Like many private companies, HUD is turning to technology as a substitute for manpower. For years, GAO and the HUD IG have criticized the FHA for failing to adequately inspect HUD-assisted multi-family projects. A major part of the problem was insufficient inspectors to cover all the properties. Instead of adding more inspectors, HUD 2020 introduced computers to the inspection process. Inspectors are being equipped with hand-held computers called "palmpads." The inspectors simply fill in the blanks on the computer's checklist and the machine figures out whether the property passed or failed inspection.

The palmpads have generated considerable excitement among HUD reformers. But skepticism persists. "I've never seen a property where you can make a decision like that based on a single number," says Vincent F. O'Donnell, director of development for the Community Economic Development Assistance Corp., a Boston-based agency that works with nonprofit housing organizations in Massachusetts. "It's over-reliance on what I call the spurious precision of a technological instrument that doesn't have in it the capacity to deal with nuance."

HUD officials concede that HUD 2020 may need some fine tuning. "HUD has further to go. We're not bumping up against perfection yet," Cuomo said in an interview. "But we are moving and we have progressed, and that's the bottom line."

William C. Apgar, assistant secretary for policy development and research, who arrived at HUD a year ago from Harvard University's Joint Center for Housing Studies, says, "the basic principles of management reform that we're teaching up at the Kennedy School--they're being played out here. It's not that they invented them here, but they're making them work here."

Osborne agrees. HUD 2020 "seeks to rebuild HUD's credibility, outsource to the private sector where it makes sense, better align its workforce with its workload, and do it all in partnership with its unions," he wrote in the preface to a strategic assessment of the reform plan, released in May. The strategy "required an extraordinary amount of discipline and focus. But it was HUD's only choice, and perhaps last chance, to get its house in order." In Osborne's opinion, it's working. "If HUD continues down the road it is going today . . . the agency that was a symbol for government scandal in the 1980s could very well be a model for reinvention in the 1990s," he wrote.

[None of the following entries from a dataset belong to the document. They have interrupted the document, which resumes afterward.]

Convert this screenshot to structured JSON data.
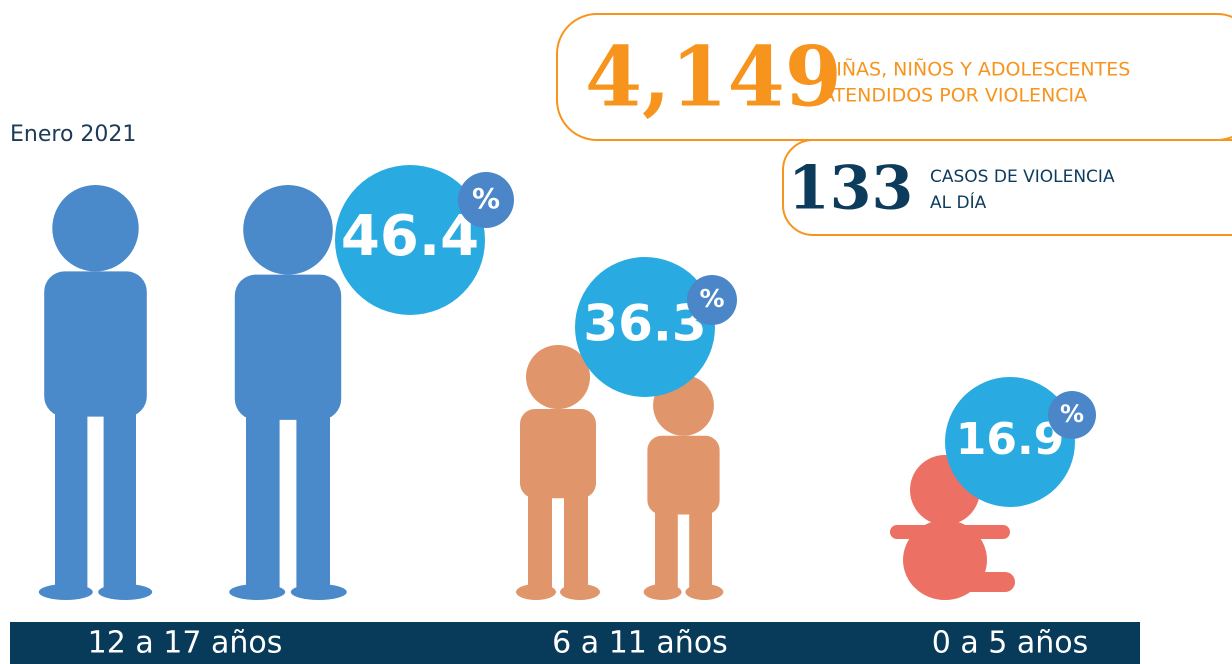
{
  "date": "Enero 2021",
  "total": {
    "number": "4,149",
    "line1": "NIÑAS, NIÑOS Y ADOLESCENTES",
    "line2": "ATENDIDOS POR VIOLENCIA"
  },
  "per_day": {
    "number": "133",
    "line1": "CASOS DE VIOLENCIA",
    "line2": "AL DÍA"
  },
  "groups": [
    {
      "label": "12 a 17 años",
      "value": 46.4,
      "unit": "%"
    },
    {
      "label": "6 a 11 años",
      "value": 36.3,
      "unit": "%"
    },
    {
      "label": "0 a 5 años",
      "value": 16.9,
      "unit": "%"
    }
  ]
}
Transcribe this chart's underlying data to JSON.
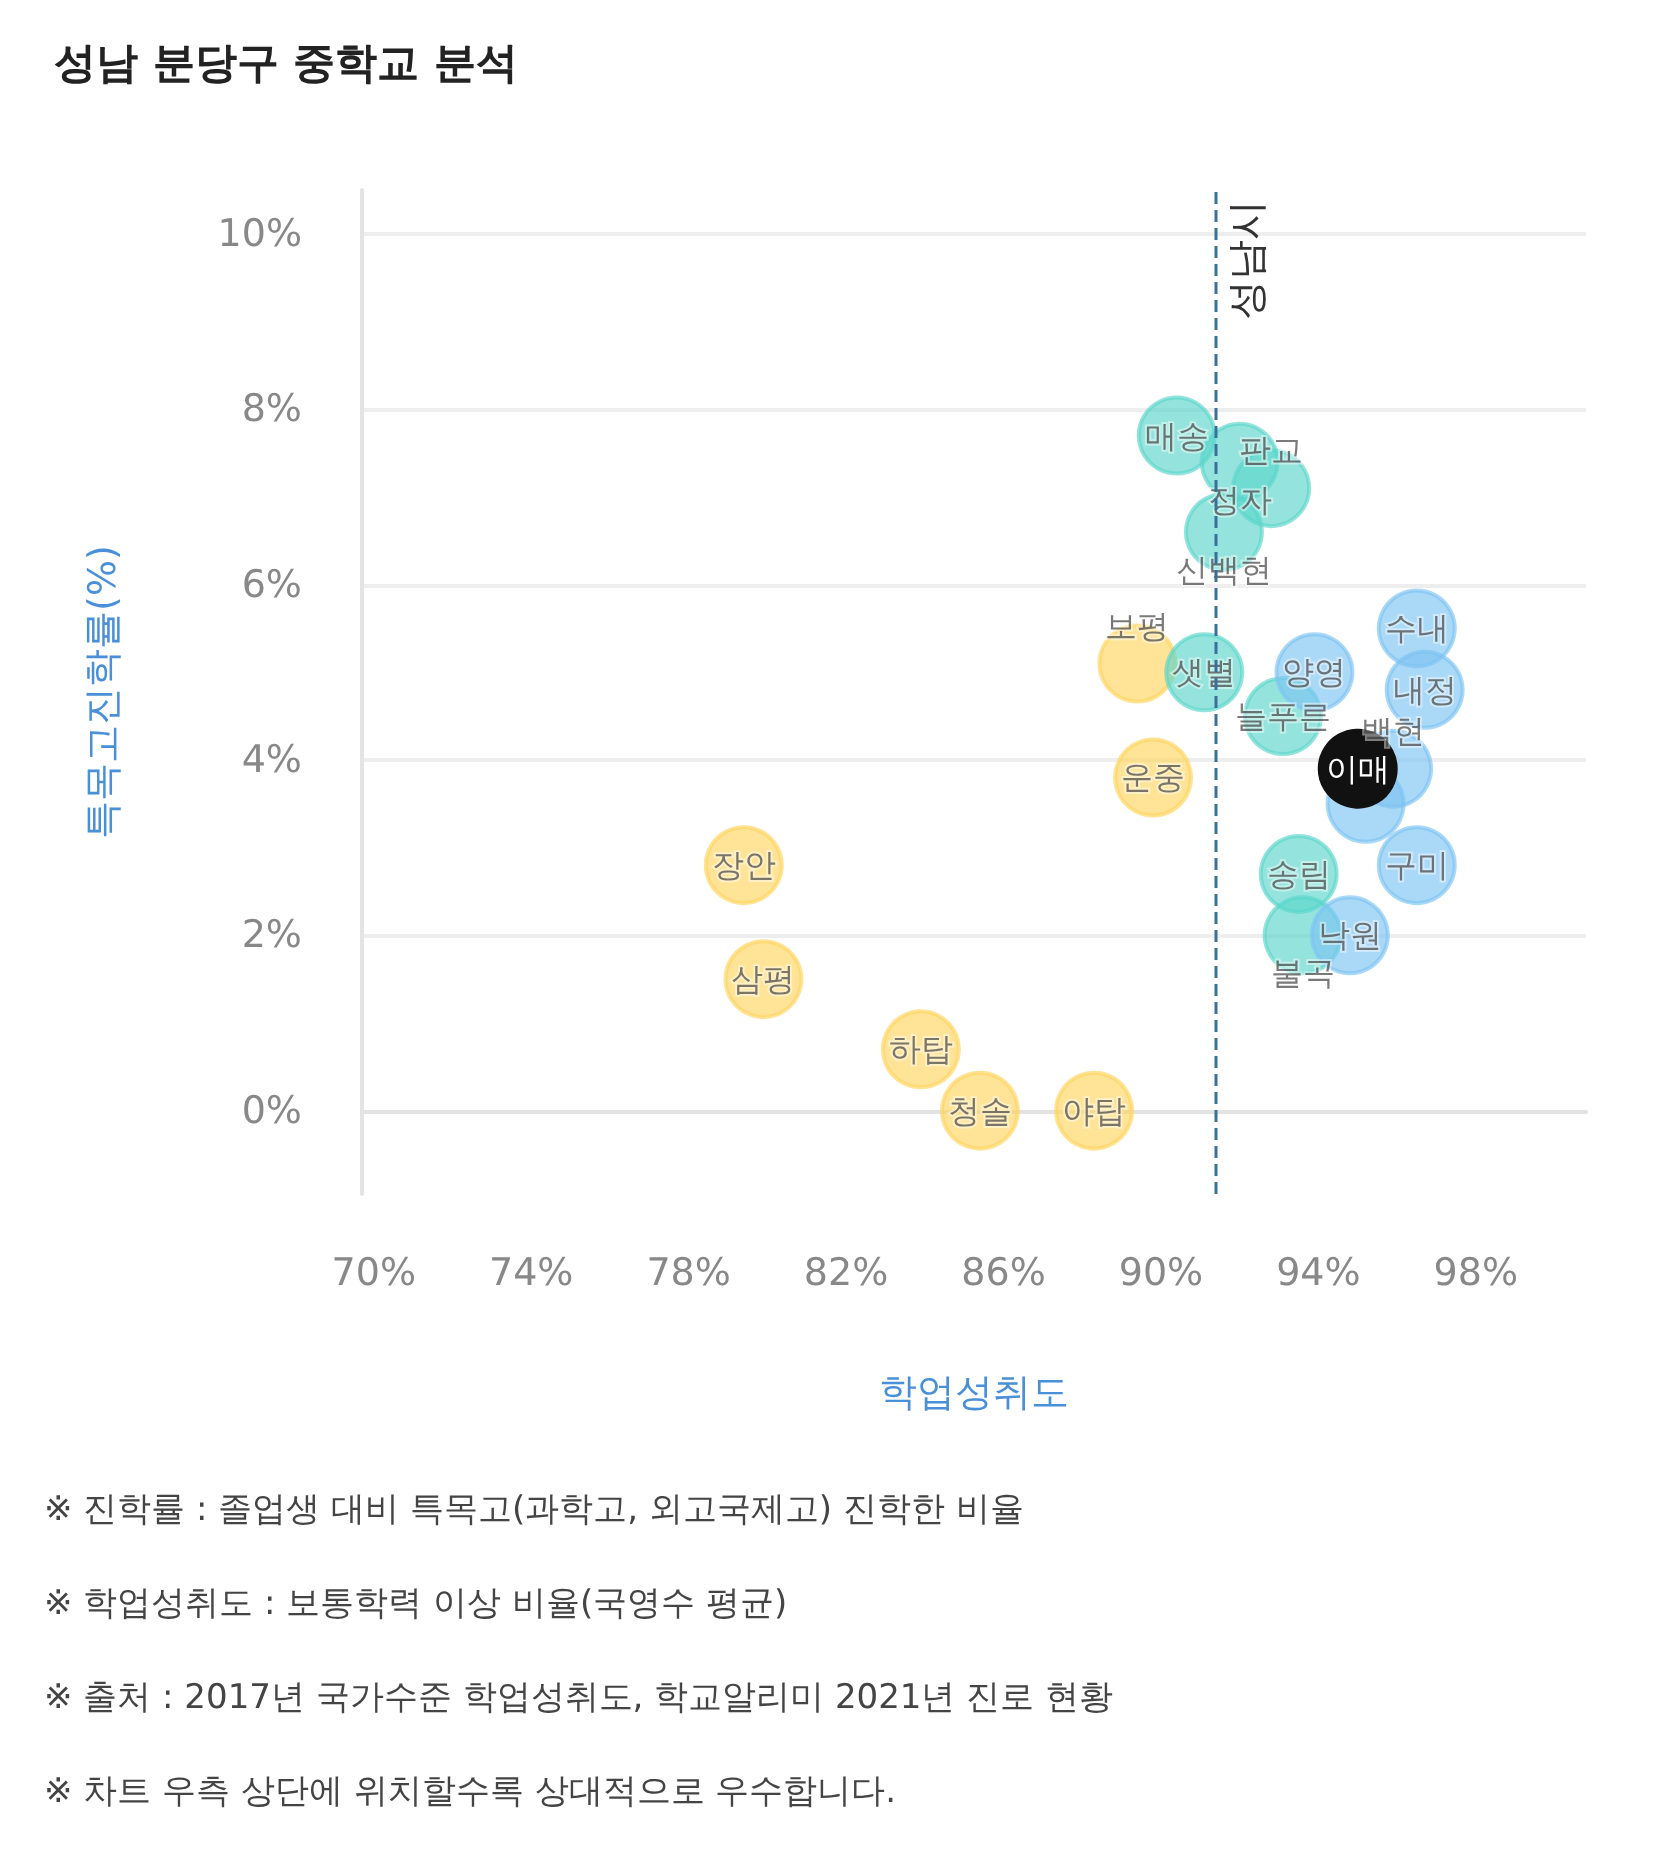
{
  "chart_data": {
    "type": "scatter",
    "title": "성남 분당구 중학교 분석",
    "xlabel": "학업성취도",
    "ylabel": "특목고진학률(%)",
    "marker": "circle",
    "grid": "y",
    "xlim": [
      69.7,
      100.8
    ],
    "xticks": [
      {
        "value": 70,
        "label": "70%"
      },
      {
        "value": 74,
        "label": "74%"
      },
      {
        "value": 78,
        "label": "78%"
      },
      {
        "value": 82,
        "label": "82%"
      },
      {
        "value": 86,
        "label": "86%"
      },
      {
        "value": 90,
        "label": "90%"
      },
      {
        "value": 94,
        "label": "94%"
      },
      {
        "value": 98,
        "label": "98%"
      }
    ],
    "ylim": [
      -0.95,
      10.5
    ],
    "yticks": [
      {
        "value": 0,
        "label": "0%"
      },
      {
        "value": 2,
        "label": "2%"
      },
      {
        "value": 4,
        "label": "4%"
      },
      {
        "value": 6,
        "label": "6%"
      },
      {
        "value": 8,
        "label": "8%"
      },
      {
        "value": 10,
        "label": "10%"
      }
    ],
    "series": [
      {
        "color": "#ffd45e",
        "x": [
          79.4,
          79.9,
          83.9,
          85.4,
          88.3,
          89.4,
          89.8
        ],
        "values": [
          2.8,
          1.5,
          0.7,
          0.0,
          0.0,
          5.1,
          3.8
        ],
        "value_labels": [
          "장안",
          "삼평",
          "하탑",
          "청솔",
          "야탑",
          "보평",
          "운중"
        ]
      },
      {
        "color": "#5ad6cb",
        "x": [
          90.4,
          92.0,
          92.8,
          91.6,
          91.1,
          93.1,
          93.5,
          93.6
        ],
        "values": [
          7.7,
          7.4,
          7.1,
          6.6,
          5.0,
          4.5,
          2.7,
          2.0
        ],
        "value_labels": [
          "매송",
          "정자",
          "판교",
          "신백현",
          "샛별",
          "늘푸른",
          "송림",
          "불곡"
        ]
      },
      {
        "color": "#7cc3f2",
        "x": [
          96.5,
          96.7,
          93.9,
          95.9,
          95.2,
          96.5,
          94.8
        ],
        "values": [
          5.5,
          4.8,
          5.0,
          3.9,
          3.5,
          2.8,
          2.0
        ],
        "value_labels": [
          "수내",
          "내정",
          "양영",
          "백현",
          null,
          "구미",
          "낙원"
        ]
      },
      {
        "color": "#111111",
        "x": [
          95.0
        ],
        "values": [
          3.9
        ],
        "value_labels": [
          "이매"
        ]
      }
    ],
    "ref_lines": [
      {
        "axis": "x",
        "value": 91.4,
        "label": "성남시",
        "color": "#3a6f99",
        "line_style": "dashed"
      }
    ],
    "annotations": [
      "※ 진학률 : 졸업생 대비 특목고(과학고, 외고국제고) 진학한 비율",
      "※ 학업성취도 : 보통학력 이상 비율(국영수 평균)",
      "※ 출처 : 2017년 국가수준 학업성취도, 학교알리미 2021년 진로 현황",
      "※ 차트 우측 상단에 위치할수록 상대적으로 우수합니다."
    ]
  }
}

Gaffney, who disagrees with Cuomo and Osborne on many issues, concurs that a great deal of change has taken place within HUD. "My office has closely watched the reform effort as it has progressed over the last 10 months," she told a Senate subcommittee last May. "The reform has had a profound impact on nearly every aspect of the department's operations. Staff has been downsized, offices consolidated, and new organizations are being established. We must move forward," she warned, "because HUD is not staffed to turn back at this point."

Rochelle Stanfield is a staff correspondent at National Journal.